Sauf dans les cas très particuliers, les enfants ne se complaisent pas aux détails trop réalistes. D'eux-mêmes, ils font en général la censure pour tout ce qui a bouleversé trop profondément leur sensibilité. Qu'on relise le si émouvant récit de « Déporté » dans nos Enfantines. Ce petit garçon qui a vécu bravement, héroïquement l'existence la plus atroce de la guerre, n'a rapporté pour les autres que des détails pour ainsi dire licites. Certes, il a vu des monceaux de cadavres partir au four crématoire, mais son récit reste sobre, à l'écart des précisions trop réalistes :

 

On mourait de la vermine, de la peste, du typhus. Il y avait beaucoup de morts. C'étaient les hommes qui nous surveillaient qui venaient prendre les cadavres. Parfois, il y en avait des tas, des pleines charrettes qu'on brûlait au four crématoire. Nuit et jour, une odeur âcre montait, si écoeurante, qu'on pouvait à peine la respirer.
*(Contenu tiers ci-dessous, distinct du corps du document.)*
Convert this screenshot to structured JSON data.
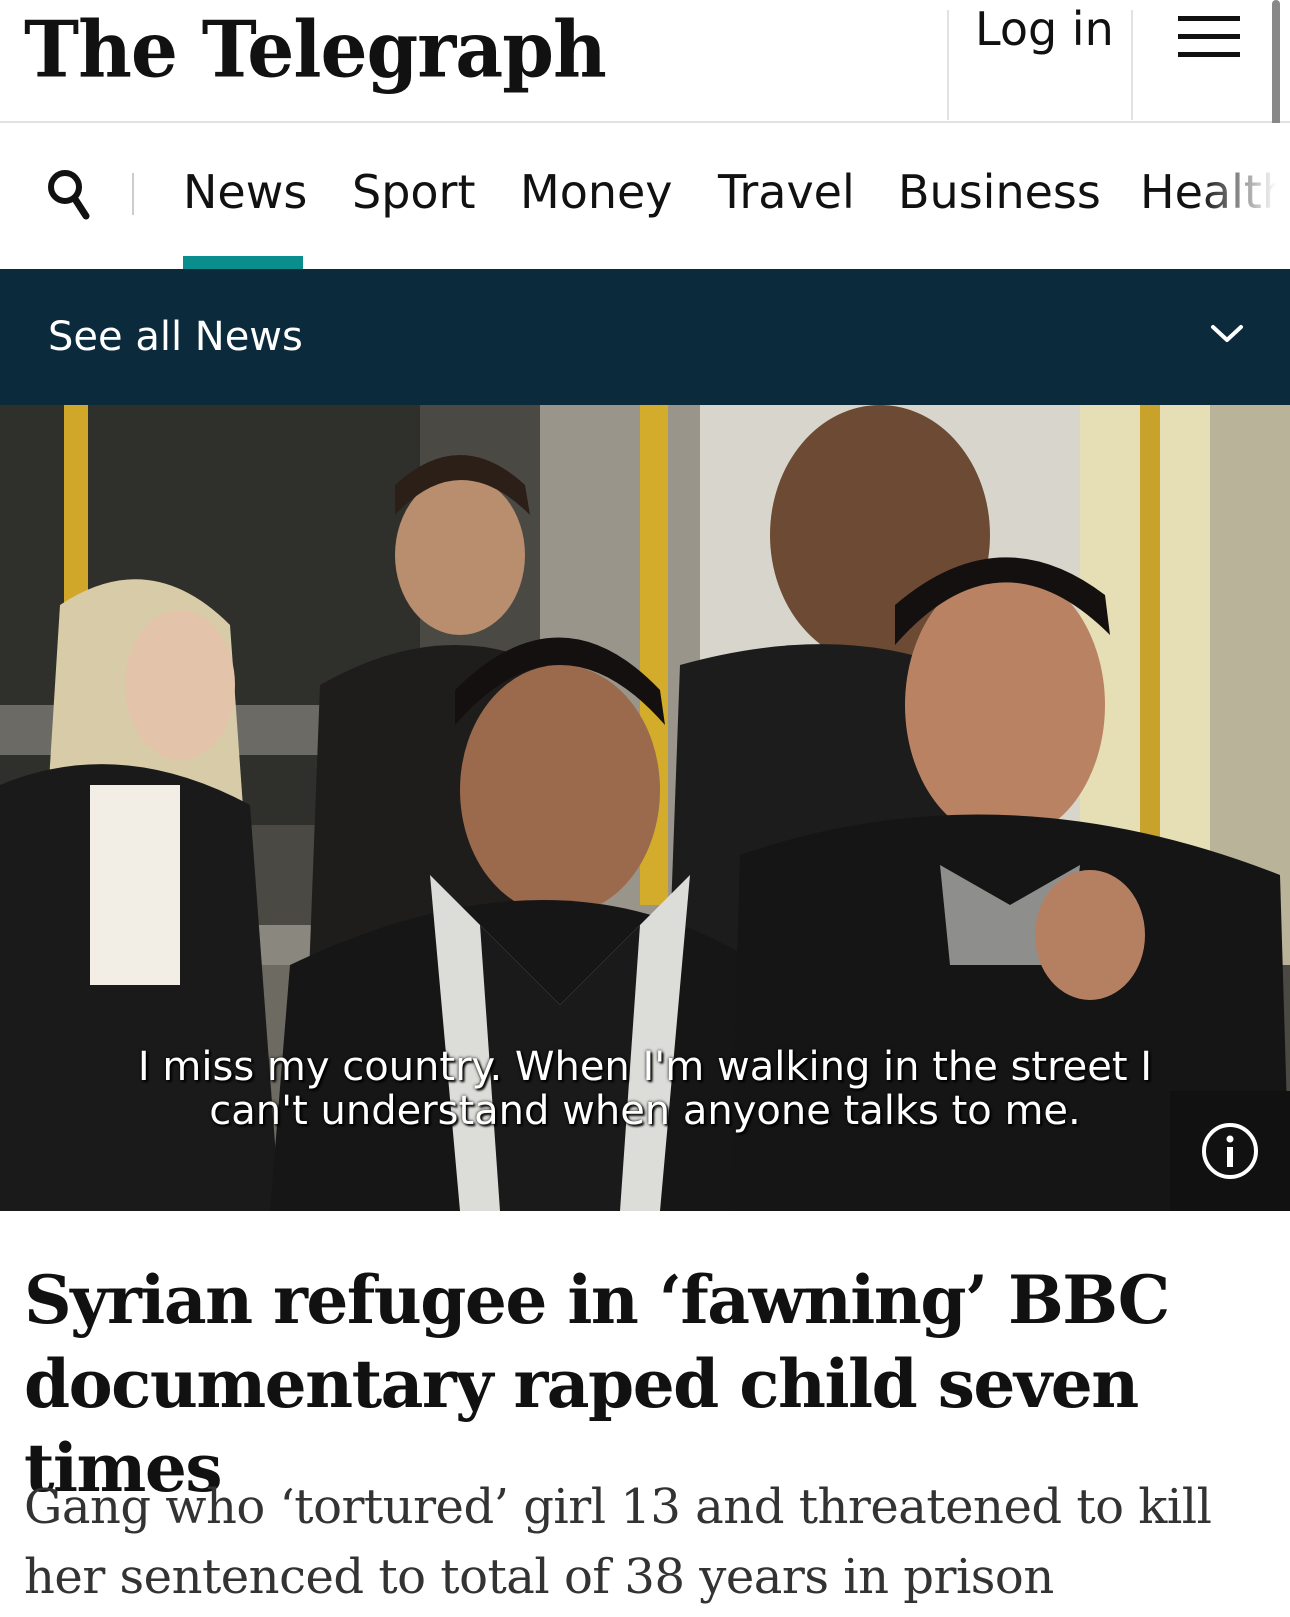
{
  "header": {
    "logo": "The Telegraph",
    "login": "Log in",
    "menu_icon": "hamburger-menu-icon"
  },
  "nav": {
    "search_icon": "search-icon",
    "items": [
      "News",
      "Sport",
      "Money",
      "Travel",
      "Business",
      "Health"
    ],
    "active": "News",
    "accent": "#0a8d8d"
  },
  "section_bar": {
    "label": "See all News",
    "icon": "chevron-down-icon",
    "background": "#0b2a3c"
  },
  "hero": {
    "subtitle_line1": "I miss my country. When I'm walking in the street I",
    "subtitle_line2": "can't understand when anyone talks to me.",
    "info_icon": "info-icon"
  },
  "article": {
    "headline": "Syrian refugee in ‘fawning’ BBC documentary raped child seven times",
    "standfirst": "Gang who ‘tortured’ girl 13 and threatened to kill her sentenced to total of 38 years in prison"
  }
}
J'ai vu des spectacles si horribles que je ne pourrais jamais plus en parler.

 

Qui se reconnaîtrait le droit de barrer d'un trait de plume cette vérité profonde de l'enfant ? Seul un égoïste invétéré qui aurait la facilité de tirer son épingle du jeu en vivant, à l'écart de l'aventure humaine, dans une solitude confortable, pourrait s'arroger ce droit de censure à l'égard d'un jeune héros qui a le devoir de parler. Nous ne nous permettrons point de nier que la réalité de la guerre assassinera les enfants et les hommes. C'est en restant réalistes aujourd'hui que nous serons lucides demain pour éviter à l'enfant, injustement frappé, les camps de la mort dont trop d'hommes ont fait la triste expérience, et les formes multiples de l'assassinat que l'injustice humaine perpètre. L'enfant qui souffre, l'enfant qui veut vivre, a droit à la parole.

 

Les sujets scabreux

 

Le sujet ne fait pas la valeur d'un texte, bien entendu, mais cependant il est des thèmes qui nuisent parfois à l'expression enfantine et qu'on doit avoir le droit d'écarter résolument. A la campagne, nos petits paysans sont parfois les témoins de scènes de brutalité vis-à-vis des bêtes et des gens et, à la ville, le spectacle de la rue n'est pas toujours à décrire. Les ivrognes, les détraqués ont bien souvent la vedette dans certains quartiers. Dans nombre de familles, ça ne tourne pas toujours bien rond non plus et il est des incidents pénibles dont nous pouvons retrouver le récit dans nos textes enfantins. Que faut-il faire ?

 

Comme toujours, il faut suivre la ligne de l'intérêt général de la classe et affronter carrément la réalité, ce qui ne veut pas dire être esclave de cette réalité. De toute façon les textes qui mettent en cause la famille ou des personnalités en les présentant sous un jour peu favorable, doivent être tout de suite écartés. Restent les récits sur lesquels on peut tiquer sans les reconnaître franchement dangereux. S'ils ont l'oreille de la classe, le mieux est donc d'essayer de les humaniser en faisant apporter par le narrateur des détails nouveaux qui corrigent l'impression pénible et le ton de mauvais goût.

 

La sensibilité de l'enfant n'est pas forcément distinguée et éprise de poésie. Il est des gamins frustes et réalistes qui voient le détail cru, la chose exacte même laide à montrer. Il arrive que leurs textes enlèvent la majorité des suffrages... Bonne occasion alors pour civiliser un réalisme qui, dans un texte d'enfant, paraît une faute contre la bonne tenue.

 

La majorité, pour ne pas dire la totalité des textes lus par des enfants, et réalisés par eux peut être regardée comme licite. Tous les sujets sont abordables, mais il faut évidemment savoir les aborder.

 

Voici une mauvaise façon de laisser à l'enfant la liberté d'expression sur un thème dangereux :

 

« Léonie vit seule dans sa maison toute démolie. Le toit est tout percé. Il pleut dedans et dehors, c'est plein de balayures, d'épluchures, de saletés.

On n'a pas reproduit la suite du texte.